Bij de bespreking van dit onderdeel stel ik het volgende voorop. In deze zaak spelen de begrippen ‘anciënniteit’ en ‘senioriteit’ een rol. In rov. 4.36 heeft het hof onder ‘anciënniteit’ kortweg verstaan ‘het aantal jaren in dienst als vlieger bij de luchtvaartmaatschappij’ en – evenals de vrachtvliegers en KLM – onder ‘senioriteit’ verstaan ‘het hebben van een plaats op de seniorititeitslijst’ (rov. 4.36). De vlieger wordt onderaan de lijst geplaatst op het moment van indiensttreding en stijgt op de lijst wanneer hoger geplaatste vliegers uitstromen. De senioriteit wordt hoofdzakelijk bepaald door de anciënniteit, het aantal jaren dat de vlieger in dienst is. Tegen deze door het hof gehanteerde begripsuitleg zijn geen klachten gericht.
De bescherming van de rechten van werknemers bij overgang van onderneming is geregeld in art. 7:662 e.v. BW. Deze regeling vormt de implementatie van Richtlijn 2001/23/EG (hierna: de Richtlijn)5, die de opvolger is van de eerdere richtlijnen 98/50/EG6 en 77/187/EEG.7 De Richtlijn strekt ertoe ‘de handhaving van de rechten van de werknemers te verzekeren bij een verandering in de persoon van de ondernemer, door het mogelijk te maken dat zij op dezelfde voorwaarden als zij met de vervreemder waren overeengekomen, in dienst van de nieuwe werkgever blijven’.8 Het doel van de Richtlijn bestaat er tevens in een billijk evenwicht te verzekeren tussen de belangen van de werknemers en die van de verkrijger.9
Art. 3 lid 1 van de Richtlijn luidt als volgt:
‘De rechten en verplichtingen welke voor de vervreemder voortvloeien uit de op het tijdstip van de overgang bestaande arbeidsovereenkomst of arbeidsbetrekking, gaan door deze overgang op de verkrijger over.
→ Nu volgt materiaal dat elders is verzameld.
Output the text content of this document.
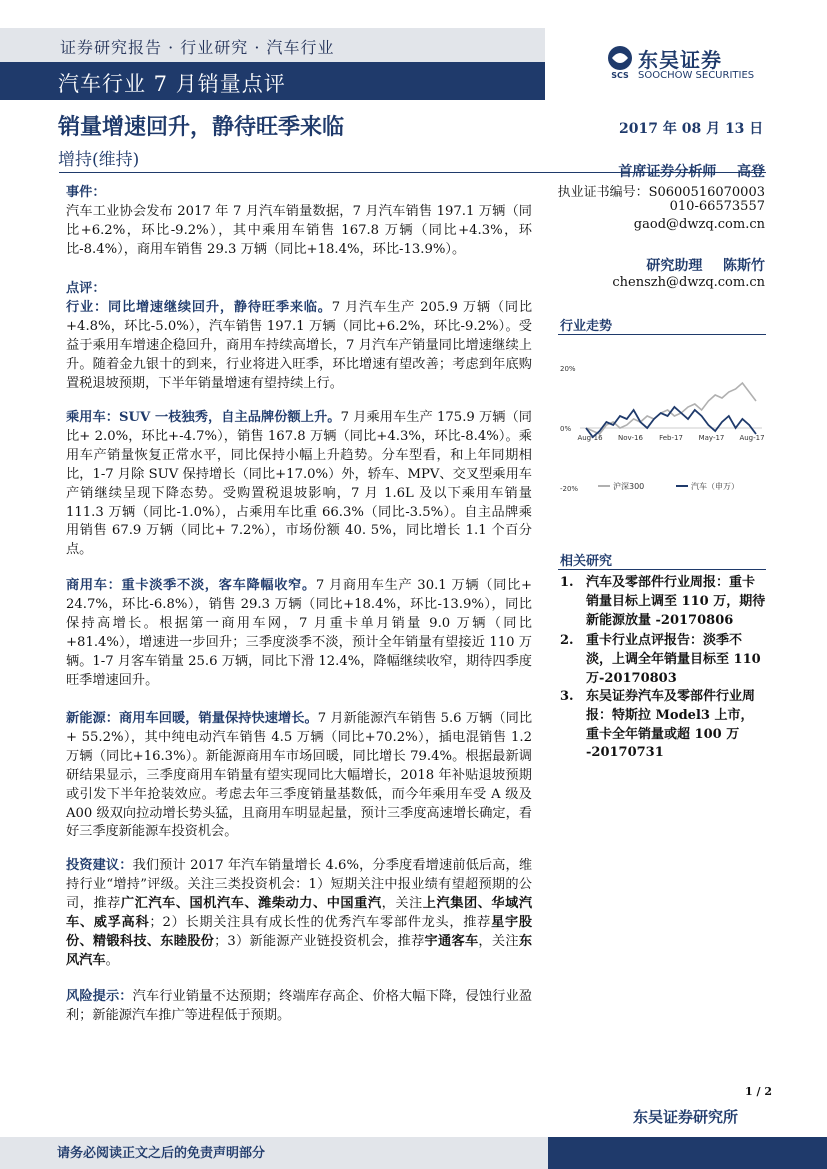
证券研究报告 · 行业研究 · 汽车行业
汽车行业 7 月销量点评	SCS
东吴证券
SOOCHOW SECURITIES
销量增速回升，静待旺季来临
增持(维持)
2017 年 08 月 13 日
首席证券分析师 高登
执业证书编号：S0600516070003
010-66573557
gaod@dwzq.com.cn
研究助理 陈斯竹
chenszh@dwzq.com.cn
事件：
汽车工业协会发布 2017 年 7 月汽车销量数据，7 月汽车销售 197.1 万辆（同比+6.2%，环比-9.2%），其中乘用车销售 167.8 万辆（同比+4.3%，环比-8.4%），商用车销售 29.3 万辆（同比+18.4%，环比-13.9%）。
点评：
行业：同比增速继续回升，静待旺季来临。7 月汽车生产 205.9 万辆（同比+4.8%，环比-5.0%），汽车销售 197.1 万辆（同比+6.2%，环比-9.2%）。受益于乘用车增速企稳回升，商用车持续高增长，7 月汽车产销量同比增速继续上升。随着金九银十的到来，行业将进入旺季，环比增速有望改善；考虑到年底购置税退坡预期，下半年销量增速有望持续上行。
乘用车：SUV 一枝独秀，自主品牌份额上升。7 月乘用车生产 175.9 万辆（同比+ 2.0%，环比+-4.7%），销售 167.8 万辆（同比+4.3%，环比-8.4%）。乘用车产销量恢复正常水平，同比保持小幅上升趋势。分车型看，和上年同期相比，1-7 月除 SUV 保持增长（同比+17.0%）外，轿车、MPV、交叉型乘用车产销继续呈现下降态势。受购置税退坡影响，7 月 1.6L 及以下乘用车销量 111.3 万辆（同比-1.0%），占乘用车比重 66.3%（同比-3.5%）。自主品牌乘用销售 67.9 万辆（同比+ 7.2%），市场份额 40. 5%，同比增长 1.1 个百分点。
商用车：重卡淡季不淡，客车降幅收窄。7 月商用车生产 30.1 万辆（同比+ 24.7%，环比-6.8%），销售 29.3 万辆（同比+18.4%，环比-13.9%），同比保持高增长。根据第一商用车网，7 月重卡单月销量 9.0 万辆（同比+81.4%），增速进一步回升；三季度淡季不淡，预计全年销量有望接近 110 万辆。1-7 月客车销量 25.6 万辆，同比下滑 12.4%，降幅继续收窄，期待四季度旺季增速回升。
新能源：商用车回暖，销量保持快速增长。7 月新能源汽车销售 5.6 万辆（同比+ 55.2%），其中纯电动汽车销售 4.5 万辆（同比+70.2%），插电混销售 1.2 万辆（同比+16.3%）。新能源商用车市场回暖，同比增长 79.4%。根据最新调研结果显示，三季度商用车销量有望实现同比大幅增长，2018 年补贴退坡预期或引发下半年抢装效应。考虑去年三季度销量基数低，而今年乘用车受 A 级及 A00 级双向拉动增长势头猛，且商用车明显起量，预计三季度高速增长确定，看好三季度新能源车投资机会。
投资建议：我们预计 2017 年汽车销量增长 4.6%，分季度看增速前低后高，维持行业“增持”评级。关注三类投资机会：1）短期关注中报业绩有望超预期的公司，推荐广汇汽车、国机汽车、潍柴动力、中国重汽，关注上汽集团、华域汽车、威孚高科；2）长期关注具有成长性的优秀汽车零部件龙头，推荐星宇股份、精锻科技、东睦股份；3）新能源产业链投资机会，推荐宇通客车，关注东风汽车。
风险提示：汽车行业销量不达预期；终端库存高企、价格大幅下降，侵蚀行业盈利；新能源汽车推广等进程低于预期。
行业走势
20%
0%
-20%
Aug-16 Nov-16 Feb-17 May-17 Aug-17
沪深300	汽车（申万）
相关研究
1. 汽车及零部件行业周报：重卡销量目标上调至 110 万，期待新能源放量 -20170806
2. 重卡行业点评报告：淡季不淡，上调全年销量目标至 110 万-20170803
3. 东吴证券汽车及零部件行业周报：特斯拉 Model3 上市，重卡全年销量或超 100 万 -20170731
1 / 2
东吴证券研究所
请务必阅读正文之后的免责声明部分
De lidstaten kunnen bepalen dat de vervreemder en de verkrijger na het tijdstip van de overgang hoofdelijk aansprakelijk zijn voor de verplichtingen welke vóór het tijdstip van de overgang voortvloeien uit een op het tijdstip van de overgang bestaande arbeidsovereenkomst of arbeidsbetrekking.’
Dit artikel is voor Nederland geïmplementeerd in art. 7:663 BW, dat bepaalt:
‘Door de overgang van een onderneming gaan de rechten en verplichtingen die op dat tijdstip voor de werkgever in die onderneming voortvloeien uit een arbeidsovereenkomst tussen hem en een daar werkzame werknemer van rechtswege over op de verkrijger. Evenwel is die werkgever nog gedurende een jaar na de overgang naast de verkrijger hoofdelijk verbonden voor de nakoming van de verplichtingen uit de arbeidsovereenkomst, die zijn ontstaan vóór dat tijdstip.’
De Richtlijn definieert niet wat onder ‘rechten en verplichtingen’ in de zin van art. 3 lid 1 moet worden verstaan, zodat de vraag of senioriteit als recht kwalificeert dat werknemers bij overgang van onderneming behouden, niet op basis van de tekst van de Richtlijn kan worden beantwoord. Het HvJEU heeft zich over deze vraag nog niet uitdrukkelijk uitgelaten. Wél heeft het HvJEU in een aantal arresten geoordeeld over de status van anciënniteit – het aantal opgebouwde dienstjaren – in het kader van overgang van onderneming. In het arrest Collino heeft het Hof overwogen:
‘50. Zoals de advocaat-generaal in punt 91 van zijn conclusie opmerkt, is de anciënniteit die de overgegane werknemers bij hun oude werkgever hebben opgebouwd, op zich geen recht dat zij bij hun nieuwe werkgever geldend kunnen maken. Daarentegen is de anciënniteit medebepalend voor bepaalde financiële rechten van de werknemers, en die rechten zullen door de verkrijger al naar het geval op dezelfde voet als bij de vervreemder moeten worden gehandhaafd.’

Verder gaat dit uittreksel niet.